My real estate agent said the closing cost for my condo and a 490k stacked town estimated at 25k.


----------



## Spudd (Oct 11, 2011)

It makes more sense to live in the condo you already have. The difference in monthly fees is $221, assuming your current place stays at 421 and the new place stays at 200. It will take you 9.4 years to start making a profit from living in the stacked town instead of the existing condo. And then if you sell that stacked town, you have even more closing fees to pay. 

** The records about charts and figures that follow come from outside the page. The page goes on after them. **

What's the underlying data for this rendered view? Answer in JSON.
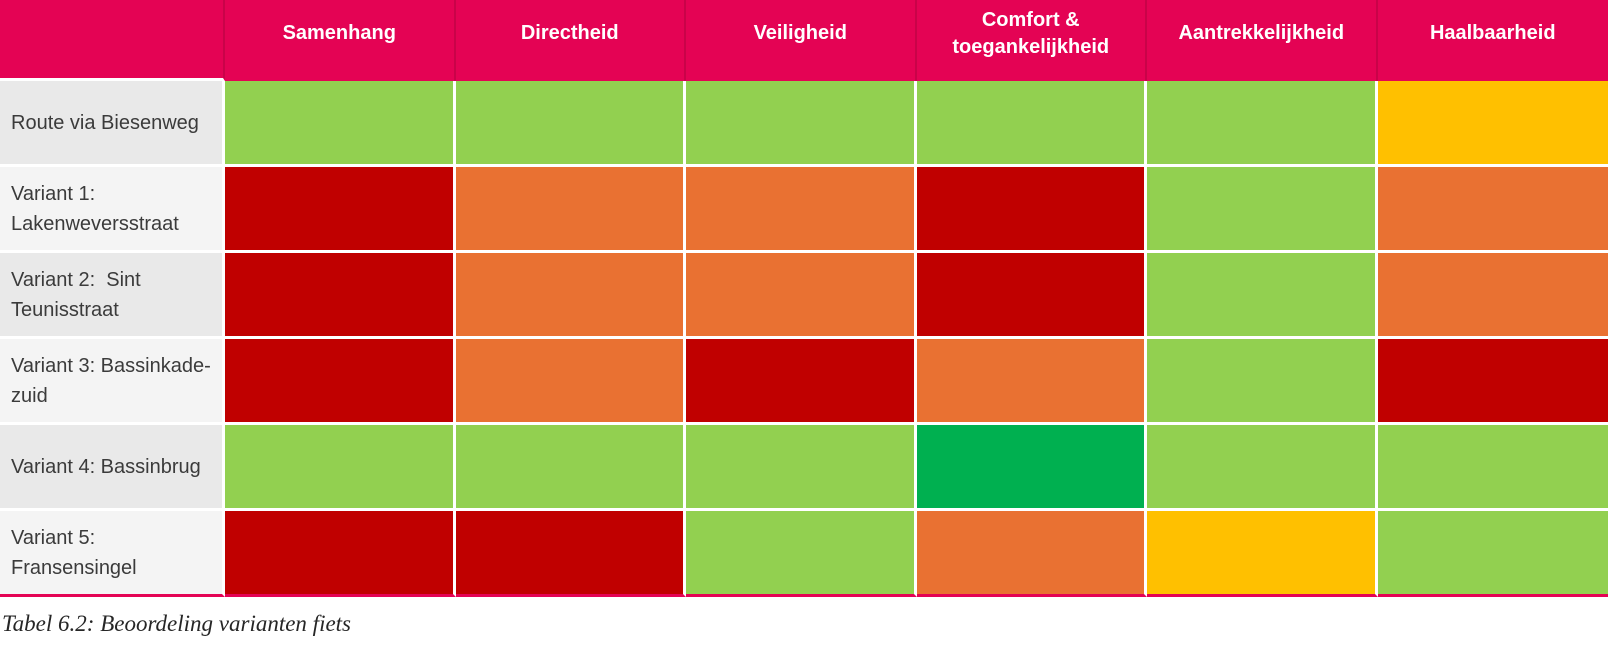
{
  "table": {
    "columns": [
      "Samenhang",
      "Directheid",
      "Veiligheid",
      "Comfort & toegankelijkheid",
      "Aantrekkelijkheid",
      "Haalbaarheid"
    ],
    "rows": [
      {
        "label": "Route via Biesenweg",
        "ratings": [
          "green",
          "green",
          "green",
          "green",
          "green",
          "yellow"
        ]
      },
      {
        "label": "Variant 1: Lakenweversstraat",
        "ratings": [
          "red",
          "orange",
          "orange",
          "red",
          "green",
          "orange"
        ]
      },
      {
        "label": "Variant 2:  Sint Teunisstraat",
        "ratings": [
          "red",
          "orange",
          "orange",
          "red",
          "green",
          "orange"
        ]
      },
      {
        "label": "Variant 3: Bassinkade-zuid",
        "ratings": [
          "red",
          "orange",
          "red",
          "orange",
          "green",
          "red"
        ]
      },
      {
        "label": "Variant 4: Bassinbrug",
        "ratings": [
          "green",
          "green",
          "green",
          "dark-green",
          "green",
          "green"
        ]
      },
      {
        "label": "Variant 5: Fransensingel",
        "ratings": [
          "red",
          "red",
          "green",
          "orange",
          "yellow",
          "green"
        ]
      }
    ]
  },
  "caption": "Tabel 6.2: Beoordeling varianten fiets",
  "colors": {
    "header_bg": "#E40354",
    "header_separator": "#C90349",
    "rating": {
      "green": "#92D050",
      "dark-green": "#00B050",
      "orange": "#E97132",
      "red": "#C00000",
      "yellow": "#FFC000"
    },
    "label_bg_odd": "#E9E9E9",
    "label_bg_even": "#F4F4F4"
  }
}
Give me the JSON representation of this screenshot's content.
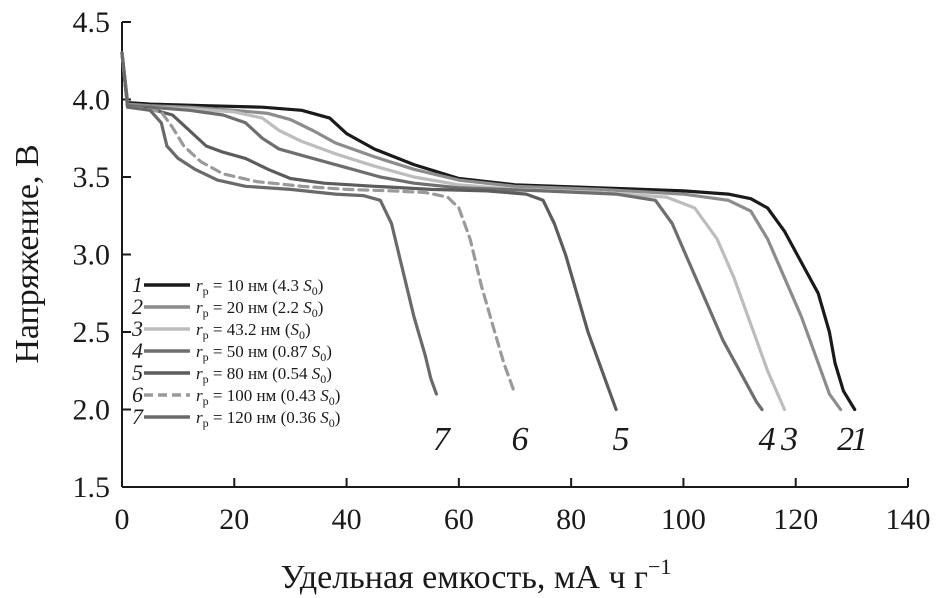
{
  "chart_data": {
    "type": "line",
    "xlabel": "Удельная емкость, мА ч г",
    "xlabel_sup": "−1",
    "ylabel": "Напряжение, В",
    "xlim": [
      0,
      140
    ],
    "ylim": [
      1.5,
      4.5
    ],
    "x_ticks": [
      "0",
      "20",
      "40",
      "60",
      "80",
      "100",
      "120",
      "140"
    ],
    "y_ticks": [
      "1.5",
      "2.0",
      "2.5",
      "3.0",
      "3.5",
      "4.0",
      "4.5"
    ],
    "grid": false,
    "legend_position": "bottom-left",
    "series": [
      {
        "id": "1",
        "num": "1",
        "legend": "= 10 нм (4.3 ",
        "legend_close": ")",
        "curve_label": "1",
        "color": "#1a1a1a",
        "dash": false,
        "points": [
          [
            0,
            4.3
          ],
          [
            1,
            3.98
          ],
          [
            5,
            3.97
          ],
          [
            15,
            3.96
          ],
          [
            25,
            3.95
          ],
          [
            32,
            3.93
          ],
          [
            37,
            3.88
          ],
          [
            40,
            3.78
          ],
          [
            45,
            3.68
          ],
          [
            52,
            3.58
          ],
          [
            60,
            3.49
          ],
          [
            70,
            3.45
          ],
          [
            85,
            3.43
          ],
          [
            100,
            3.41
          ],
          [
            108,
            3.39
          ],
          [
            112,
            3.36
          ],
          [
            115,
            3.3
          ],
          [
            118,
            3.15
          ],
          [
            121,
            2.95
          ],
          [
            124,
            2.75
          ],
          [
            126,
            2.5
          ],
          [
            127,
            2.3
          ],
          [
            128.5,
            2.12
          ],
          [
            130.5,
            2.0
          ]
        ]
      },
      {
        "id": "2",
        "num": "2",
        "legend": "= 20 нм (2.2 ",
        "legend_close": ")",
        "curve_label": "2",
        "color": "#8c8c8c",
        "dash": false,
        "points": [
          [
            0,
            4.3
          ],
          [
            1,
            3.97
          ],
          [
            5,
            3.96
          ],
          [
            12,
            3.95
          ],
          [
            20,
            3.93
          ],
          [
            26,
            3.91
          ],
          [
            30,
            3.87
          ],
          [
            34,
            3.8
          ],
          [
            38,
            3.72
          ],
          [
            45,
            3.63
          ],
          [
            52,
            3.55
          ],
          [
            60,
            3.48
          ],
          [
            70,
            3.44
          ],
          [
            85,
            3.42
          ],
          [
            100,
            3.39
          ],
          [
            108,
            3.35
          ],
          [
            112,
            3.28
          ],
          [
            115,
            3.1
          ],
          [
            118,
            2.85
          ],
          [
            121,
            2.6
          ],
          [
            123,
            2.4
          ],
          [
            126,
            2.1
          ],
          [
            128,
            2.0
          ]
        ]
      },
      {
        "id": "3",
        "num": "3",
        "legend": "= 43.2 нм (",
        "legend_close": ")",
        "curve_label": "3",
        "color": "#bdbdbd",
        "dash": false,
        "points": [
          [
            0,
            4.3
          ],
          [
            1,
            3.96
          ],
          [
            5,
            3.95
          ],
          [
            12,
            3.94
          ],
          [
            20,
            3.92
          ],
          [
            25,
            3.88
          ],
          [
            28,
            3.8
          ],
          [
            32,
            3.73
          ],
          [
            38,
            3.65
          ],
          [
            45,
            3.57
          ],
          [
            52,
            3.5
          ],
          [
            60,
            3.45
          ],
          [
            70,
            3.42
          ],
          [
            85,
            3.4
          ],
          [
            97,
            3.37
          ],
          [
            102,
            3.3
          ],
          [
            106,
            3.1
          ],
          [
            109,
            2.85
          ],
          [
            112,
            2.55
          ],
          [
            115,
            2.25
          ],
          [
            118,
            2.0
          ]
        ]
      },
      {
        "id": "4",
        "num": "4",
        "legend": "= 50 нм (0.87 ",
        "legend_close": ")",
        "curve_label": "4",
        "color": "#6e6e6e",
        "dash": false,
        "points": [
          [
            0,
            4.3
          ],
          [
            1,
            3.96
          ],
          [
            5,
            3.95
          ],
          [
            12,
            3.93
          ],
          [
            18,
            3.9
          ],
          [
            22,
            3.85
          ],
          [
            25,
            3.75
          ],
          [
            28,
            3.68
          ],
          [
            34,
            3.62
          ],
          [
            40,
            3.56
          ],
          [
            46,
            3.5
          ],
          [
            52,
            3.46
          ],
          [
            60,
            3.43
          ],
          [
            75,
            3.41
          ],
          [
            88,
            3.39
          ],
          [
            95,
            3.35
          ],
          [
            98,
            3.2
          ],
          [
            101,
            2.95
          ],
          [
            104,
            2.7
          ],
          [
            107,
            2.45
          ],
          [
            110,
            2.25
          ],
          [
            113,
            2.05
          ],
          [
            114,
            2.0
          ]
        ]
      },
      {
        "id": "5",
        "num": "5",
        "legend": "= 80 нм (0.54 ",
        "legend_close": ")",
        "curve_label": "5",
        "color": "#5c5c5c",
        "dash": false,
        "points": [
          [
            0,
            4.3
          ],
          [
            1,
            3.95
          ],
          [
            5,
            3.94
          ],
          [
            9,
            3.9
          ],
          [
            12,
            3.8
          ],
          [
            15,
            3.7
          ],
          [
            18,
            3.66
          ],
          [
            22,
            3.62
          ],
          [
            26,
            3.55
          ],
          [
            30,
            3.49
          ],
          [
            36,
            3.46
          ],
          [
            45,
            3.44
          ],
          [
            55,
            3.42
          ],
          [
            65,
            3.41
          ],
          [
            72,
            3.39
          ],
          [
            75,
            3.35
          ],
          [
            77,
            3.2
          ],
          [
            79,
            3.0
          ],
          [
            81,
            2.75
          ],
          [
            83,
            2.5
          ],
          [
            85,
            2.3
          ],
          [
            88,
            2.0
          ]
        ]
      },
      {
        "id": "6",
        "num": "6",
        "legend": "= 100 нм (0.43 ",
        "legend_close": ")",
        "curve_label": "6",
        "color": "#9a9a9a",
        "dash": true,
        "points": [
          [
            0,
            4.3
          ],
          [
            1,
            3.95
          ],
          [
            4,
            3.94
          ],
          [
            7,
            3.92
          ],
          [
            9,
            3.82
          ],
          [
            11,
            3.7
          ],
          [
            14,
            3.6
          ],
          [
            18,
            3.52
          ],
          [
            24,
            3.47
          ],
          [
            32,
            3.44
          ],
          [
            40,
            3.42
          ],
          [
            48,
            3.41
          ],
          [
            54,
            3.4
          ],
          [
            58,
            3.37
          ],
          [
            60,
            3.3
          ],
          [
            62,
            3.1
          ],
          [
            64,
            2.8
          ],
          [
            66,
            2.55
          ],
          [
            68,
            2.3
          ],
          [
            70,
            2.1
          ]
        ]
      },
      {
        "id": "7",
        "num": "7",
        "legend": "= 120 нм (0.36 ",
        "legend_close": ")",
        "curve_label": "7",
        "color": "#6a6a6a",
        "dash": false,
        "points": [
          [
            0,
            4.3
          ],
          [
            1,
            3.95
          ],
          [
            5,
            3.93
          ],
          [
            7,
            3.85
          ],
          [
            8,
            3.7
          ],
          [
            10,
            3.62
          ],
          [
            13,
            3.55
          ],
          [
            17,
            3.48
          ],
          [
            22,
            3.44
          ],
          [
            30,
            3.42
          ],
          [
            38,
            3.39
          ],
          [
            43,
            3.38
          ],
          [
            46,
            3.35
          ],
          [
            48,
            3.2
          ],
          [
            50,
            2.9
          ],
          [
            52,
            2.6
          ],
          [
            54,
            2.35
          ],
          [
            55,
            2.2
          ],
          [
            56,
            2.1
          ]
        ]
      }
    ]
  }
}
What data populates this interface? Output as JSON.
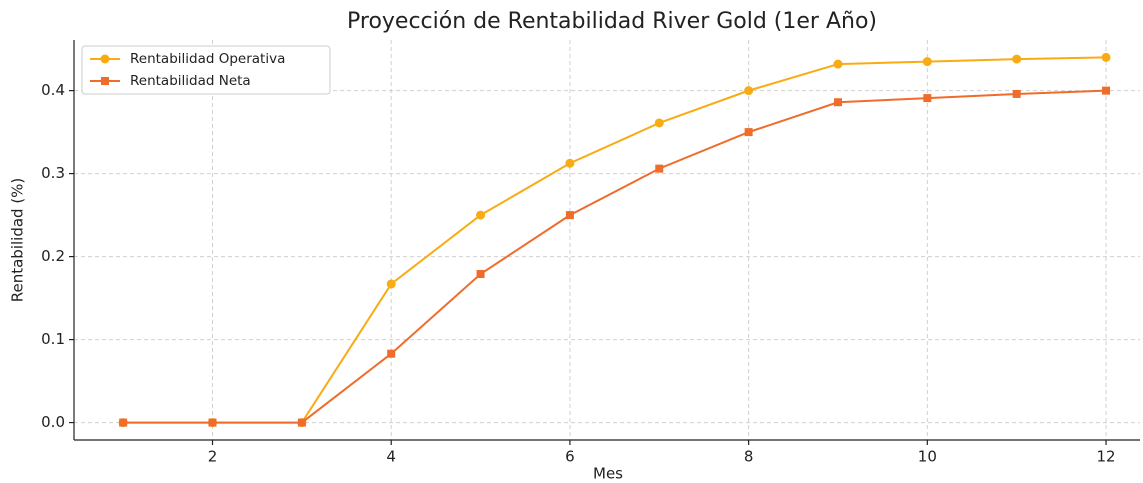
{
  "chart_data": {
    "type": "line",
    "title": "Proyección de Rentabilidad River Gold (1er Año)",
    "xlabel": "Mes",
    "ylabel": "Rentabilidad (%)",
    "x": [
      1,
      2,
      3,
      4,
      5,
      6,
      7,
      8,
      9,
      10,
      11,
      12
    ],
    "series": [
      {
        "name": "Rentabilidad Operativa",
        "color": "#f9ab14",
        "marker": "circle",
        "values": [
          0,
          0,
          0,
          0.167,
          0.25,
          0.3125,
          0.361,
          0.4,
          0.432,
          0.435,
          0.438,
          0.44
        ]
      },
      {
        "name": "Rentabilidad Neta",
        "color": "#ef6c2a",
        "marker": "square",
        "values": [
          0,
          0,
          0,
          0.083,
          0.179,
          0.25,
          0.306,
          0.35,
          0.386,
          0.391,
          0.396,
          0.4
        ]
      }
    ],
    "xlim": [
      0.45,
      12.38
    ],
    "ylim": [
      -0.021,
      0.461
    ],
    "xticks": [
      2,
      4,
      6,
      8,
      10,
      12
    ],
    "yticks": [
      {
        "value": 0,
        "label": "0.0"
      },
      0.1,
      0.2,
      0.3,
      0.4
    ],
    "grid": true,
    "legend": "upper left"
  }
}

The best thing to do is keep the condo, live in it, and save up cash towards your eventual goal of a freehold unit.


----------



## AltaRed (Jun 8, 2009)

Spudd said:


> It makes more sense to live in the condo you already have. The difference in monthly fees is $221, assuming your current place stays at 421 and the new place stays at 200. It will take you 9.4 years to start making a profit from living in the stacked town instead of the existing condo. And then if you sell that stacked town, you have even more closing fees to pay.
> 
> The best thing to do is keep the condo, live in it, and save up cash towards your eventual goal of a freehold unit.


That is the conclusion I would have come too. A certain thing based on real math versus 'a hope and a prayer'.


----------



## Mulak (Feb 7, 2017)

Spudd said:


> It makes more sense to live in the condo you already have. The difference in monthly fees is $221, assuming your current place stays at 421 and the new place stays at 200. It will take you 9.4 years to start making a profit from living in the stacked town instead of the existing condo. And then if you sell that stacked town, you have even more closing fees to pay.
> 
> The best thing to do is keep the condo, live in it, and save up cash towards your eventual goal of a freehold unit.





AltaRed said:


> That is the conclusion I would have come too. A certain thing based on real math versus 'a hope and a prayer'.


ahh man I don't know what to do haha


----------